Ela já está impactando — ainda que de forma silenciosa.
A mudança mais profunda não está nos nomes dos tributos, mas na lógica do sistema.
O que antes era planejado com base em incentivos regionais, crédito presumido e localização da operação passa a ser tributado pelo destino, com base unif**ada e com menos margem para engenharia fiscal informal.
Isso desloca o risco.
Empresas que hoje operam com margens ajustadas, estruturas concentradas e dependência de benefícios fiscais podem descobrir, tarde demais, que o problema não é o imposto novo — é a estrutura antiga.
Outro ponto pouco debatido é o efeito financeiro da reforma.
Com mecanismos como o split payment, o tributo deixa de ser um problema de inadimplência do Estado e passa a ser um tema de liquidez da empresa. Quem não recalcular fluxo de caixa, preço e capital de giro pode sentir o impacto antes mesmo de qualquer fiscalização.
Durante a transição, o risco se multiplica.

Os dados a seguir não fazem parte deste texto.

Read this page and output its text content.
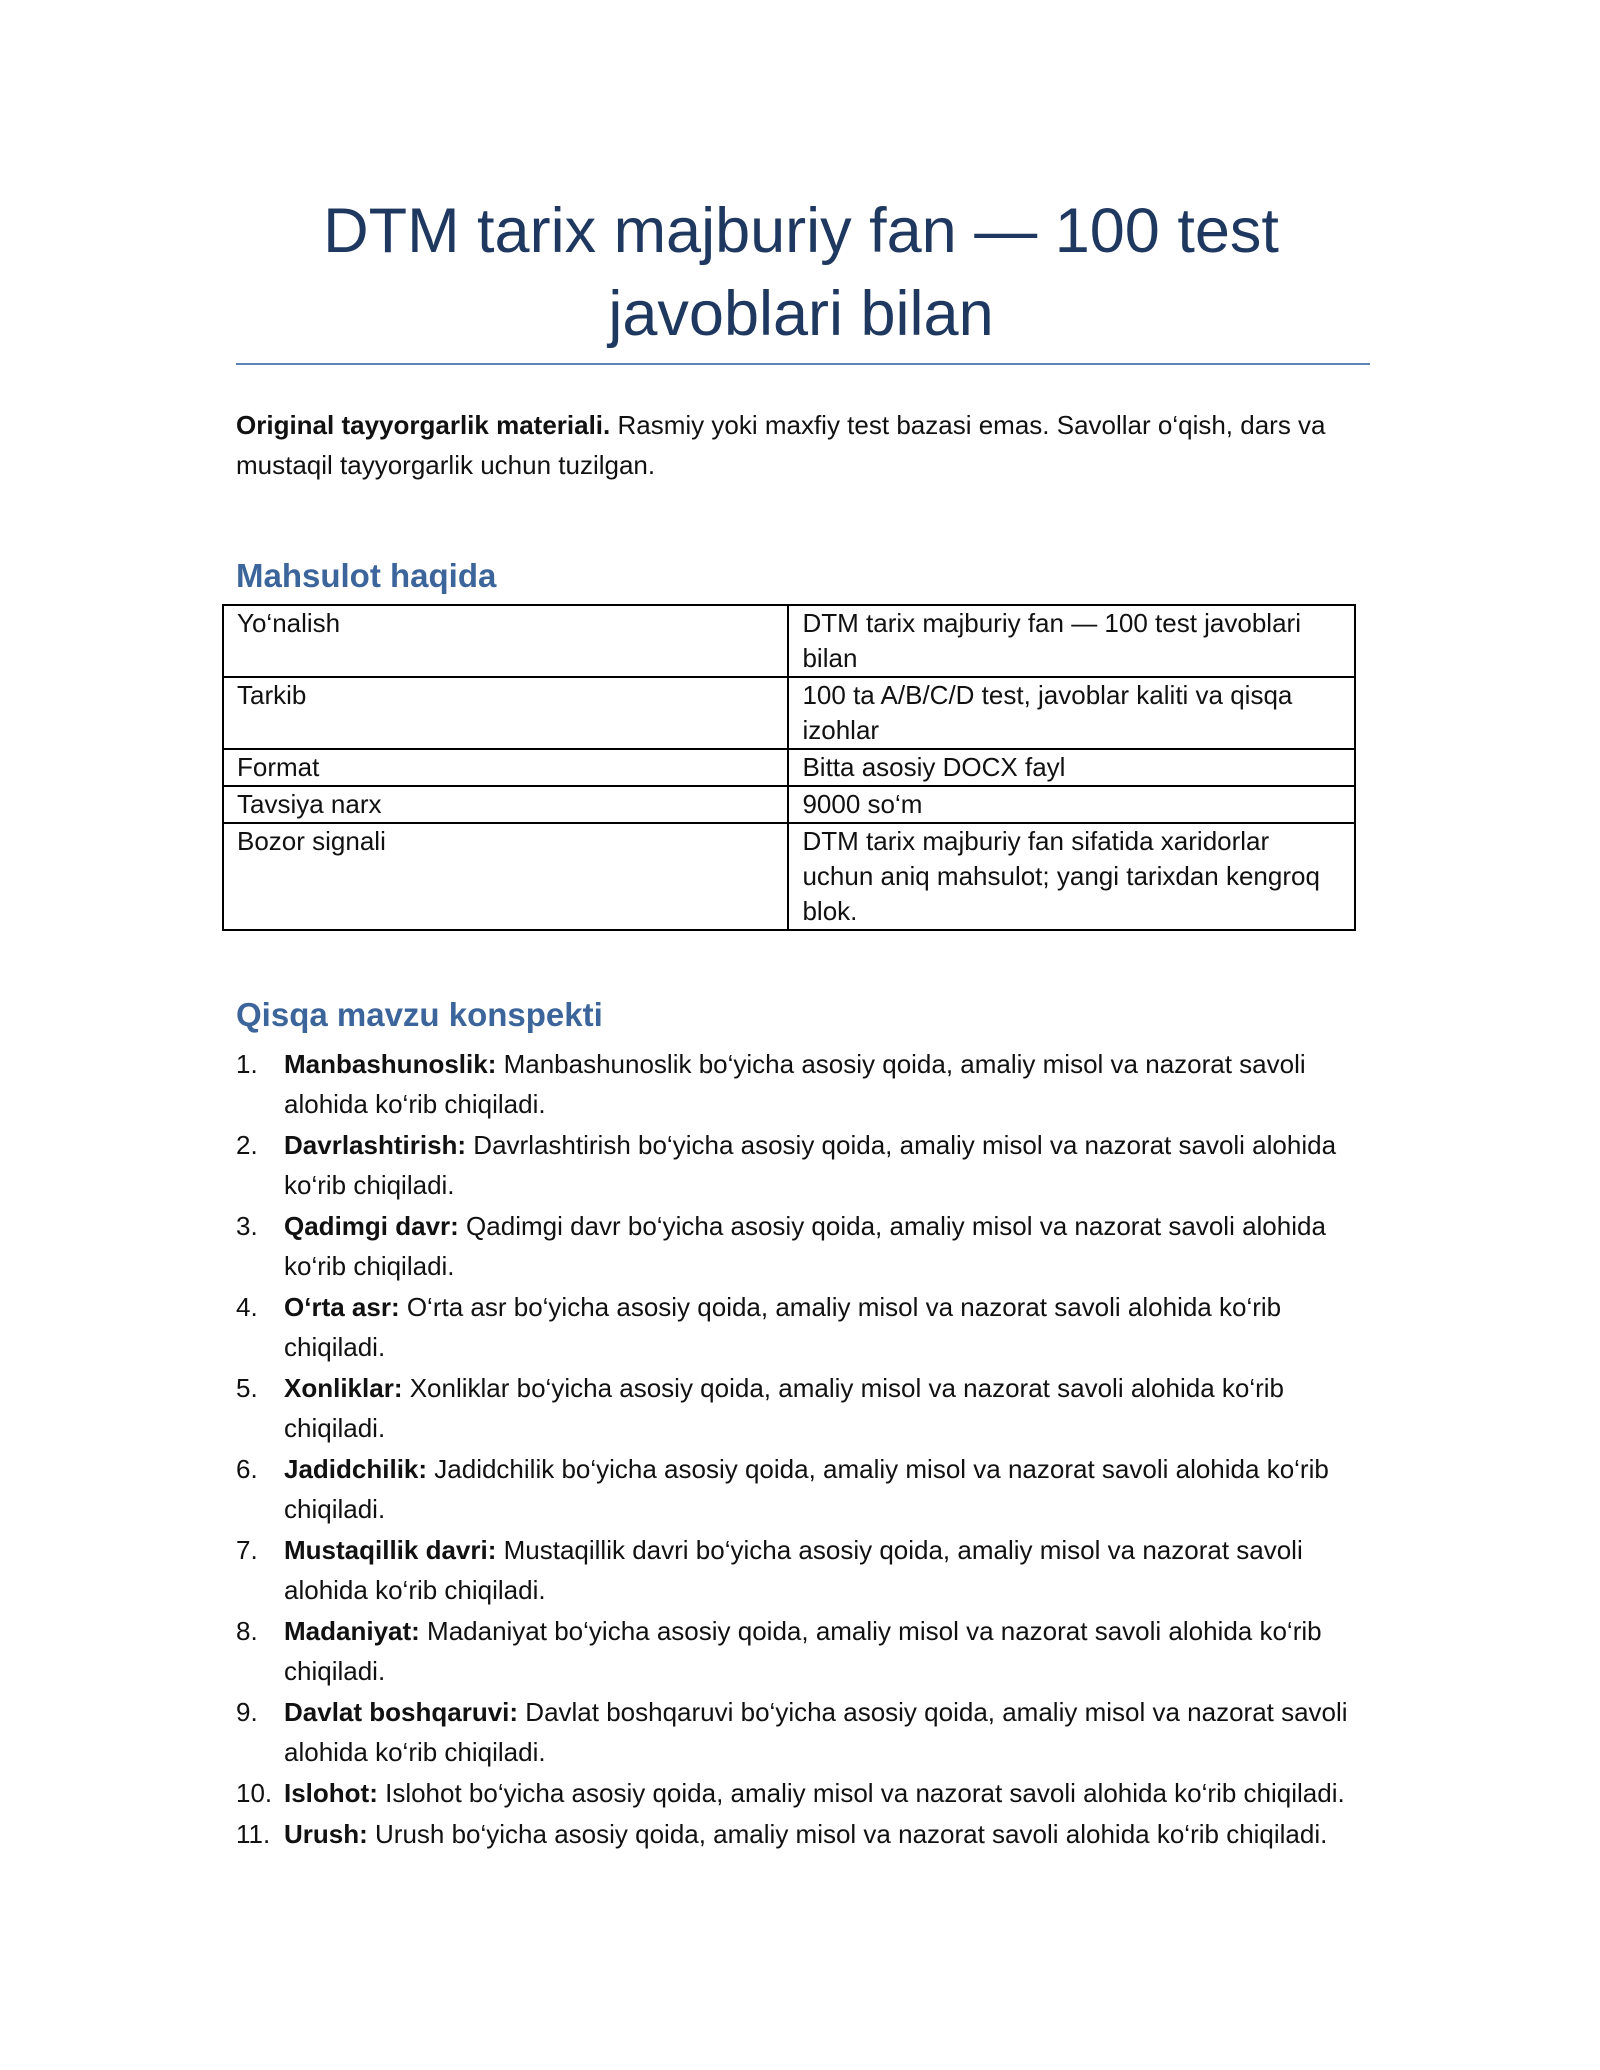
DTM tarix majburiy fan — 100 test javoblari bilan

Original tayyorgarlik materiali. Rasmiy yoki maxfiy test bazasi emas. Savollar o‘qish, dars va mustaqil tayyorgarlik uchun tuzilgan.

Mahsulot haqida
Yo‘nalish	DTM tarix majburiy fan — 100 test javoblari bilan
Tarkib	100 ta A/B/C/D test, javoblar kaliti va qisqa izohlar
Format	Bitta asosiy DOCX fayl
Tavsiya narx	9000 so‘m
Bozor signali	DTM tarix majburiy fan sifatida xaridorlar uchun aniq mahsulot; yangi tarixdan kengroq blok.
Qisqa mavzu konspekti
1. Manbashunoslik: Manbashunoslik bo‘yicha asosiy qoida, amaliy misol va nazorat savoli alohida ko‘rib chiqiladi.
2. Davrlashtirish: Davrlashtirish bo‘yicha asosiy qoida, amaliy misol va nazorat savoli alohida ko‘rib chiqiladi.
3. Qadimgi davr: Qadimgi davr bo‘yicha asosiy qoida, amaliy misol va nazorat savoli alohida ko‘rib chiqiladi.
4. O‘rta asr: O‘rta asr bo‘yicha asosiy qoida, amaliy misol va nazorat savoli alohida ko‘rib chiqiladi.
5. Xonliklar: Xonliklar bo‘yicha asosiy qoida, amaliy misol va nazorat savoli alohida ko‘rib chiqiladi.
6. Jadidchilik: Jadidchilik bo‘yicha asosiy qoida, amaliy misol va nazorat savoli alohida ko‘rib chiqiladi.
7. Mustaqillik davri: Mustaqillik davri bo‘yicha asosiy qoida, amaliy misol va nazorat savoli alohida ko‘rib chiqiladi.
8. Madaniyat: Madaniyat bo‘yicha asosiy qoida, amaliy misol va nazorat savoli alohida ko‘rib chiqiladi.
9. Davlat boshqaruvi: Davlat boshqaruvi bo‘yicha asosiy qoida, amaliy misol va nazorat savoli alohida ko‘rib chiqiladi.
10. Islohot: Islohot bo‘yicha asosiy qoida, amaliy misol va nazorat savoli alohida ko‘rib chiqiladi.
11. Urush: Urush bo‘yicha asosiy qoida, amaliy misol va nazorat savoli alohida ko‘rib chiqiladi.
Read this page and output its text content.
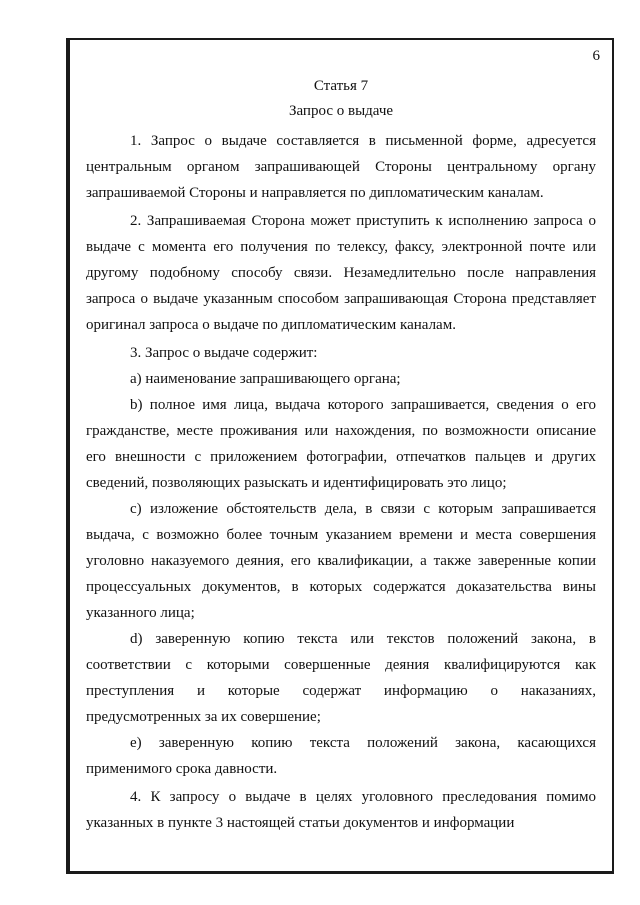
6
Статья 7
Запрос о выдаче

1. Запрос о выдаче составляется в письменной форме, адресуется центральным органом запрашивающей Стороны центральному органу запрашиваемой Стороны и направляется по дипломатическим каналам.

2. Запрашиваемая Сторона может приступить к исполнению запроса о выдаче с момента его получения по телексу, факсу, электронной почте или другому подобному способу связи. Незамедлительно после направления запроса о выдаче указанным способом запрашивающая Сторона представляет оригинал запроса о выдаче по дипломатическим каналам.

3. Запрос о выдаче содержит:

a) наименование запрашивающего органа;

b) полное имя лица, выдача которого запрашивается, сведения о его гражданстве, месте проживания или нахождения, по возможности описание его внешности с приложением фотографии, отпечатков пальцев и других сведений, позволяющих разыскать и идентифицировать это лицо;

c) изложение обстоятельств дела, в связи с которым запрашивается выдача, с возможно более точным указанием времени и места совершения уголовно наказуемого деяния, его квалификации, а также заверенные копии процессуальных документов, в которых содержатся доказательства вины указанного лица;

d) заверенную копию текста или текстов положений закона, в соответствии с которыми совершенные деяния квалифицируются как преступления и которые содержат информацию о наказаниях, предусмотренных за их совершение;

e) заверенную копию текста положений закона, касающихся применимого срока давности.

4. К запросу о выдаче в целях уголовного преследования помимо указанных в пункте 3 настоящей статьи документов и информации
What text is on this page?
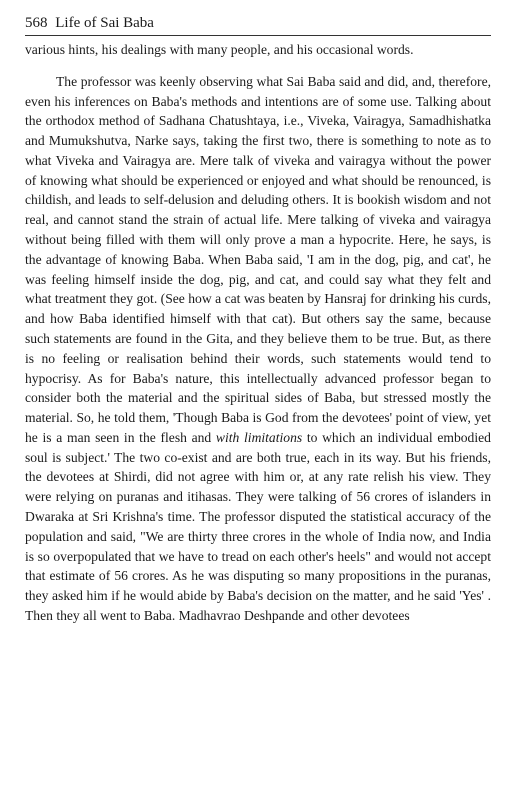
568 Life of Sai Baba

various hints, his dealings with many people, and his occasional words.

The professor was keenly observing what Sai Baba said and did, and, therefore, even his inferences on Baba's methods and intentions are of some use. Talking about the orthodox method of Sadhana Chatushtaya, i.e., Viveka, Vairagya, Samadhishatka and Mumukshutva, Narke says, taking the first two, there is something to note as to what Viveka and Vairagya are. Mere talk of viveka and vairagya without the power of knowing what should be experienced or enjoyed and what should be renounced, is childish, and leads to self-delusion and deluding others. It is bookish wisdom and not real, and cannot stand the strain of actual life. Mere talking of viveka and vairagya without being filled with them will only prove a man a hypocrite. Here, he says, is the advantage of knowing Baba. When Baba said, 'I am in the dog, pig, and cat', he was feeling himself inside the dog, pig, and cat, and could say what they felt and what treatment they got. (See how a cat was beaten by Hansraj for drinking his curds, and how Baba identified himself with that cat). But others say the same, because such statements are found in the Gita, and they believe them to be true. But, as there is no feeling or realisation behind their words, such statements would tend to hypocrisy. As for Baba's nature, this intellectually advanced professor began to consider both the material and the spiritual sides of Baba, but stressed mostly the material. So, he told them, 'Though Baba is God from the devotees' point of view, yet he is a man seen in the flesh and with limitations to which an individual embodied soul is subject.' The two co-exist and are both true, each in its way. But his friends, the devotees at Shirdi, did not agree with him or, at any rate relish his view. They were relying on puranas and itihasas. They were talking of 56 crores of islanders in Dwaraka at Sri Krishna's time. The professor disputed the statistical accuracy of the population and said, "We are thirty three crores in the whole of India now, and India is so overpopulated that we have to tread on each other's heels" and would not accept that estimate of 56 crores. As he was disputing so many propositions in the puranas, they asked him if he would abide by Baba's decision on the matter, and he said 'Yes' . Then they all went to Baba. Madhavrao Deshpande and other devotees
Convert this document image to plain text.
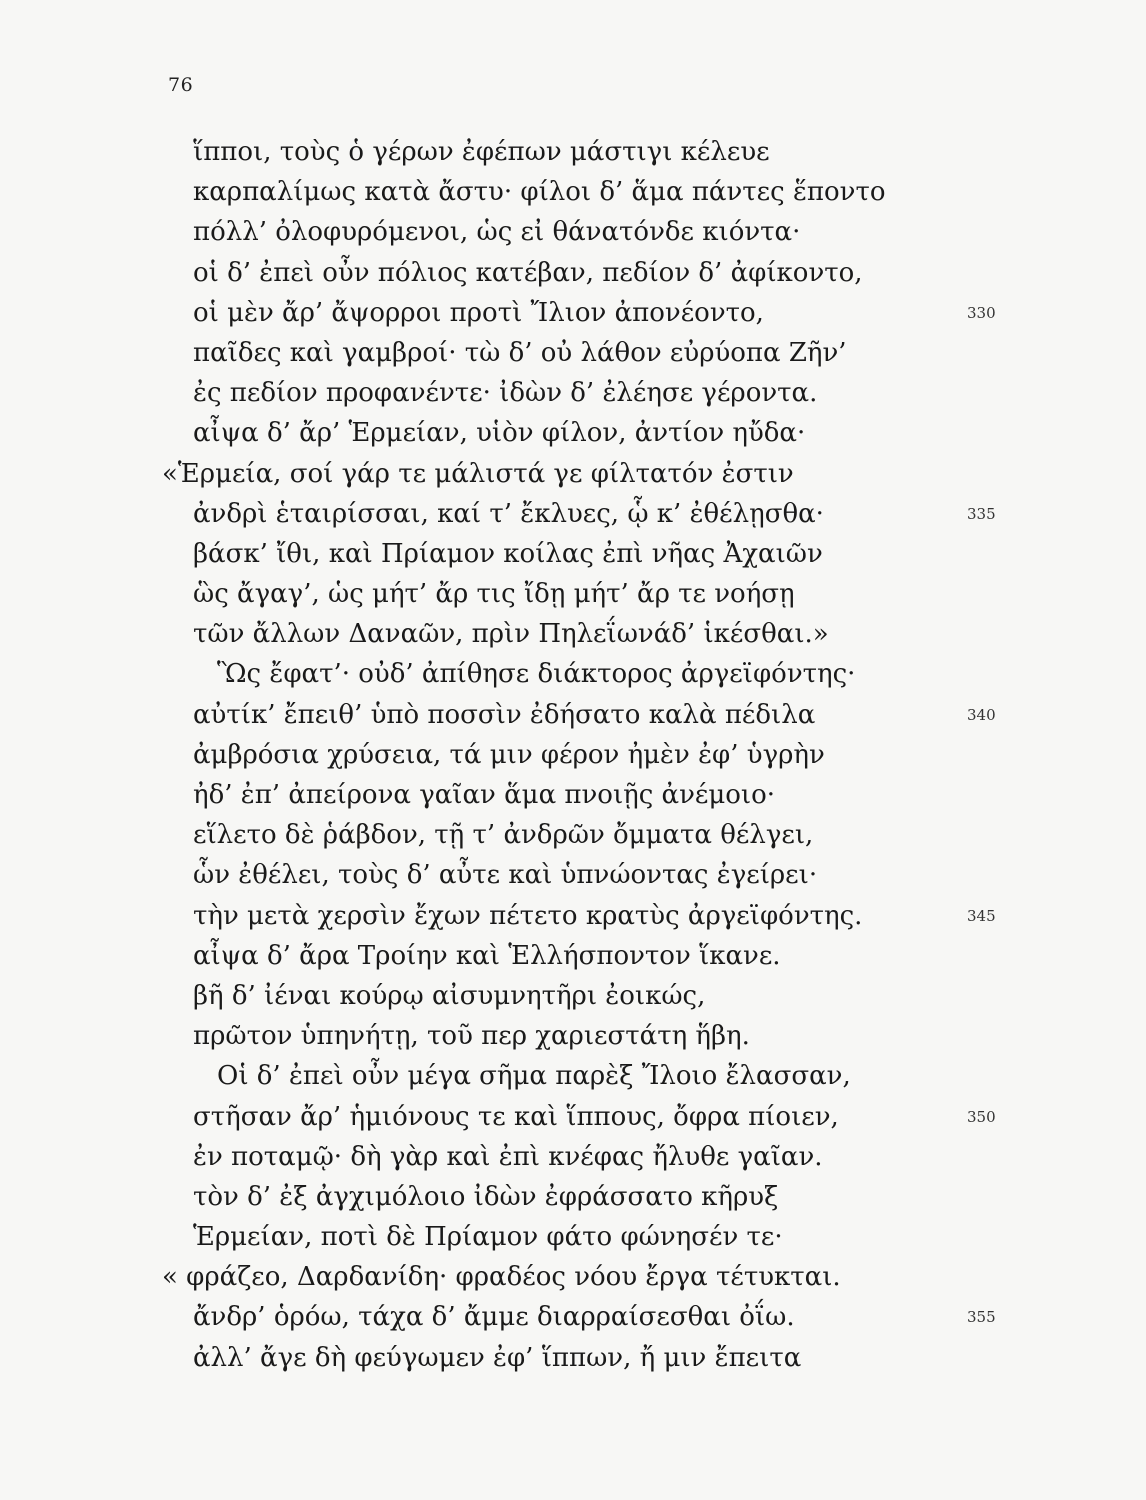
76
ἵπποι, τοὺς ὁ γέρων ἐφέπων μάστιγι κέλευε
καρπαλίμως κατὰ ἄστυ· φίλοι δ’ ἅμα πάντες ἕποντο
πόλλ’ ὀλοφυρόμενοι, ὡς εἰ θάνατόνδε κιόντα·
οἱ δ’ ἐπεὶ οὖν πόλιος κατέβαν, πεδίον δ’ ἀφίκοντο,
οἱ μὲν ἄρ’ ἄψορροι προτὶ Ἴλιον ἀπονέοντο,	330
παῖδες καὶ γαμβροί· τὼ δ’ οὐ λάθον εὐρύοπα Ζῆν’
ἐς πεδίον προφανέντε· ἰδὼν δ’ ἐλέησε γέροντα.
αἶψα δ’ ἄρ’ Ἑρμείαν, υἱὸν φίλον, ἀντίον ηὔδα·
«Ἑρμεία, σοί γάρ τε μάλιστά γε φίλτατόν ἐστιν
ἀνδρὶ ἑταιρίσσαι, καί τ’ ἔκλυες, ᾧ κ’ ἐθέλῃσθα·	335
βάσκ’ ἴθι, καὶ Πρίαμον κοίλας ἐπὶ νῆας Ἀχαιῶν
ὣς ἄγαγ’, ὡς μήτ’ ἄρ τις ἴδῃ μήτ’ ἄρ τε νοήσῃ
τῶν ἄλλων Δαναῶν, πρὶν Πηλεΐωνάδ’ ἱκέσθαι.»
Ὣς ἔφατ’· οὐδ’ ἀπίθησε διάκτορος ἀργεϊφόντης·
αὐτίκ’ ἔπειθ’ ὑπὸ ποσσὶν ἐδήσατο καλὰ πέδιλα	340
ἀμβρόσια χρύσεια, τά μιν φέρον ἠμὲν ἐφ’ ὑγρὴν
ἠδ’ ἐπ’ ἀπείρονα γαῖαν ἅμα πνοιῇς ἀνέμοιο·
εἵλετο δὲ ῥάβδον, τῇ τ’ ἀνδρῶν ὄμματα θέλγει,
ὧν ἐθέλει, τοὺς δ’ αὖτε καὶ ὑπνώοντας ἐγείρει·
τὴν μετὰ χερσὶν ἔχων πέτετο κρατὺς ἀργεϊφόντης.	345
αἶψα δ’ ἄρα Τροίην καὶ Ἑλλήσποντον ἵκανε.
βῆ δ’ ἰέναι κούρῳ αἰσυμνητῆρι ἐοικώς,
πρῶτον ὑπηνήτῃ, τοῦ περ χαριεστάτη ἥβη.
Οἱ δ’ ἐπεὶ οὖν μέγα σῆμα παρὲξ Ἴλοιο ἔλασσαν,
στῆσαν ἄρ’ ἡμιόνους τε καὶ ἵππους, ὄφρα πίοιεν,	350
ἐν ποταμῷ· δὴ γὰρ καὶ ἐπὶ κνέφας ἤλυθε γαῖαν.
τὸν δ’ ἐξ ἀγχιμόλοιο ἰδὼν ἐφράσσατο κῆρυξ
Ἑρμείαν, ποτὶ δὲ Πρίαμον φάτο φώνησέν τε·
« φράζεο, Δαρδανίδη· φραδέος νόου ἔργα τέτυκται.
ἄνδρ’ ὁρόω, τάχα δ’ ἄμμε διαρραίσεσθαι ὀΐω.	355
ἀλλ’ ἄγε δὴ φεύγωμεν ἐφ’ ἵππων, ἤ μιν ἔπειτα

Conviver com dois sistemas tributários, regimes híbridos e leis complementares em construção é o ambiente perfeito para:
– créditos mal apropriados
– enquadramentos equivocados
– passivos que só aparecem anos depois
A Reforma Tributária não é um evento contábil.
Ela exige leitura jurídica estratégica, revisão de modelos de negócio e, em muitos casos, reorganização societária preventiva.
Quem se antecipa, ganha previsibilidade.
Quem espera a consolidação do sistema, normalmente paga para corrigir decisões que poderiam ter sido evitadas.